If you stand acoustic Amenra, CHVE, and Syndrome up against each other, there are similarities to be found, especially with respect to the heaviness of their respective emotional characteristics, but Forever and a Day walks a slightly different path to those of its cousins. Despite its single song, 33-minute format, it is a much more direct composition than CHVE’s otherworldly offering, with those 33-minutes being comprised of three individual but interlocking movements. It differs from acoustic Amenra, too, in that each of its sections naturally build and swell with the assistance of synths which slowly layer upon themselves, while the overall style of the material (especially the song’s second movement) is more akin to the kind of musical sparseness you might hear from Steve Von Till’s solo offerings. Syndrome, then, is very much its own entity, but its lineage is recognisable.
A slow, rhythmic tap of a hand on an acoustic guitar gives birth to Forever and a Day, gently introducing the first of its three movements. This movement, like the two that will follow, is underpinned by quite a simple melody that is repeated across its 11-odd minutes. While 11-minutes of a simple melody perhaps sounds like it would be quite dull, it's through the slow and methodical addition of increasing layers of guitar and synth-based accompaniment that the movement reaches its zenith before receding into the next section - the meat of the overall song.
Here in Forever and a Day's midsection, Vandekerckhove brings the mood to a more sombre place and introduces vocals for the first time in a not quite spoken and not quite sung fashion. The gravelly tone of Vandekerckhove’s voice and the way it contrasts against the introspective and rather maudlin nature of the acoustic guitar and lyrical themes is where comparisons to the solo output of Steve Von Till are most apt, despite the lack of an underlying folk influence in Syndrome's approach. There's a real emotional heft that resonates throughout this passage, as though a soul is truly being laid bare for all to see.

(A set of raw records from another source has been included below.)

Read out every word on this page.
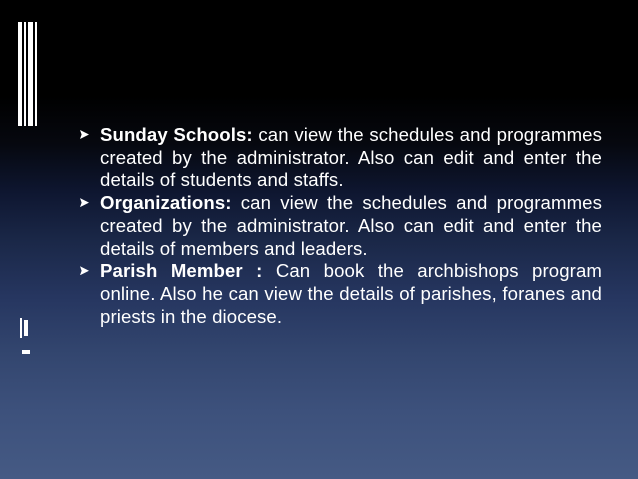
Sunday Schools: can view the schedules and programmes created by the administrator. Also can edit and enter the details of students and staffs.
Organizations: can view the schedules and programmes created by the administrator. Also can edit and enter the details of members and leaders.
Parish Member : Can book the archbishops program online. Also he can view the details of parishes, foranes and priests in the diocese.
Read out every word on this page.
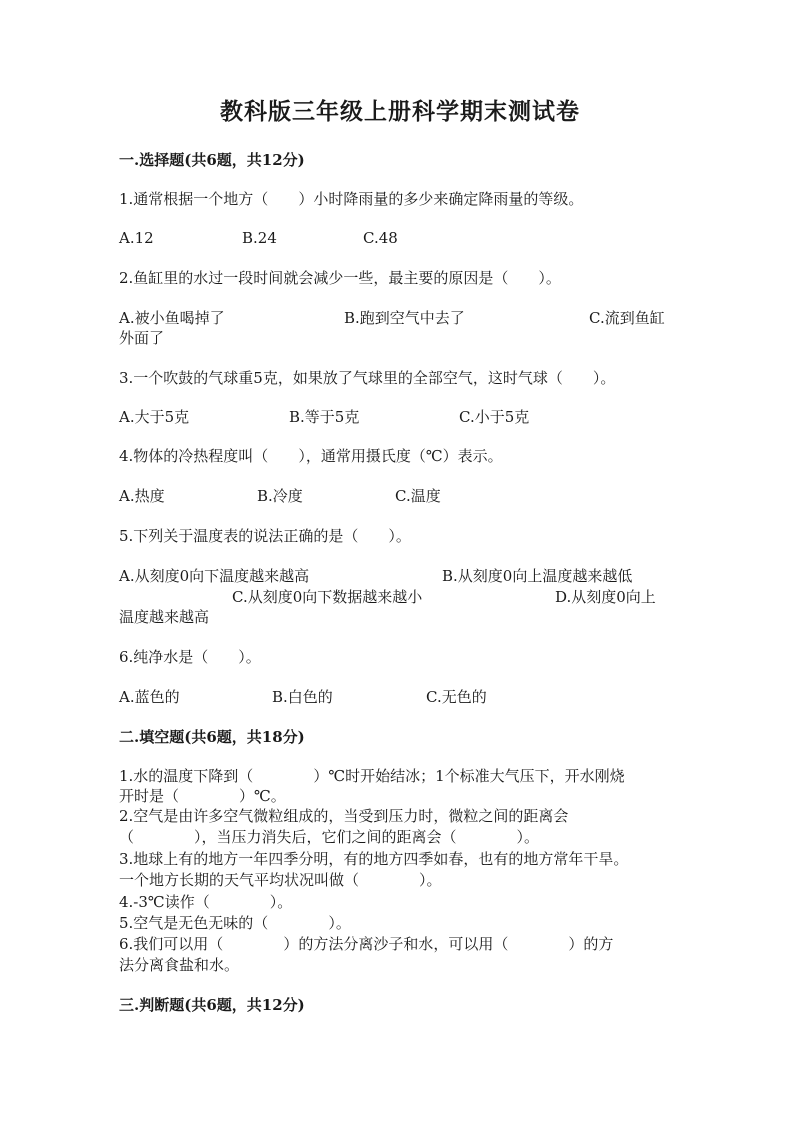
教科版三年级上册科学期末测试卷
一.选择题(共6题，共12分)
1.通常根据一个地方（　　）小时降雨量的多少来确定降雨量的等级。
A.12	B.24	C.48
2.鱼缸里的水过一段时间就会减少一些，最主要的原因是（　　）。
A.被小鱼喝掉了	B.跑到空气中去了	C.流到鱼缸
外面了
3.一个吹鼓的气球重5克，如果放了气球里的全部空气，这时气球（　　）。
A.大于5克	B.等于5克	C.小于5克
4.物体的冷热程度叫（　　），通常用摄氏度（℃）表示。
A.热度	B.冷度	C.温度
5.下列关于温度表的说法正确的是（　　）。
A.从刻度0向下温度越来越高	B.从刻度0向上温度越来越低
C.从刻度0向下数据越来越小	D.从刻度0向上
温度越来越高
6.纯净水是（　　）。
A.蓝色的	B.白色的	C.无色的
二.填空题(共6题，共18分)
1.水的温度下降到（　　　　）℃时开始结冰；1个标准大气压下，开水刚烧
开时是（　　　　）℃。
2.空气是由许多空气微粒组成的，当受到压力时，微粒之间的距离会
（　　　　），当压力消失后，它们之间的距离会（　　　　）。
3.地球上有的地方一年四季分明，有的地方四季如春，也有的地方常年干旱。
一个地方长期的天气平均状况叫做（　　　　）。
4.-3℃读作（　　　　）。
5.空气是无色无味的（　　　　）。
6.我们可以用（　　　　）的方法分离沙子和水，可以用（　　　　）的方
法分离食盐和水。
三.判断题(共6题，共12分)
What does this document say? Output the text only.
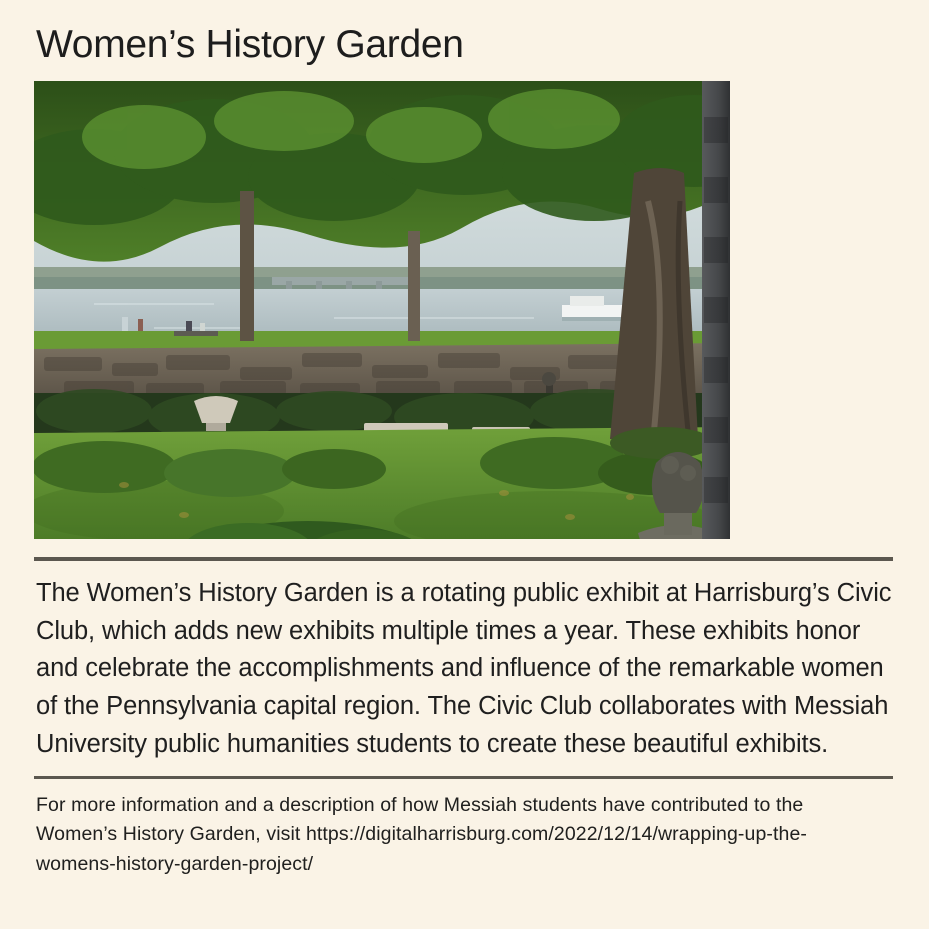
Women’s History Garden

The Women’s History Garden is a rotating public exhibit at Harrisburg’s Civic Club, which adds new exhibits multiple times a year. These exhibits honor and celebrate the accomplishments and influence of the remarkable women of the Pennsylvania capital region. The Civic Club collaborates with Messiah University public humanities students to create these beautiful exhibits.

For more information and a description of how Messiah students have contributed to the Women’s History Garden, visit https://digitalharrisburg.com/2022/12/14/wrapping-up-the-womens-history-garden-project/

When the final third of the song comes to the fore, once again the mood shifts, and this time to a less lightless place than that of the preceding section. It's as though a cathartic transition has been undertaken and a hopeful air has taken hold in the greater narrative. Here, like before, the album's last movement is driven by an acoustic guitar and, like its opening section, it is slowly enhanced by a steady layering until it finally swells to its peak and ebbs away into the ether.
The past couple of years have seen me branching out musically and finding a lot of enjoyment in things that are tangential to heavy metal as opposed to actually being heavy metal proper, and Forever and a Day is a fantastic example of the kind of excellence that can be found within those adjacent streets.
If emotionally dense and immaculately arranged music is your thing, then Syndrome and Forever and a Day should be right at the top of the list of things you're going to want to check out.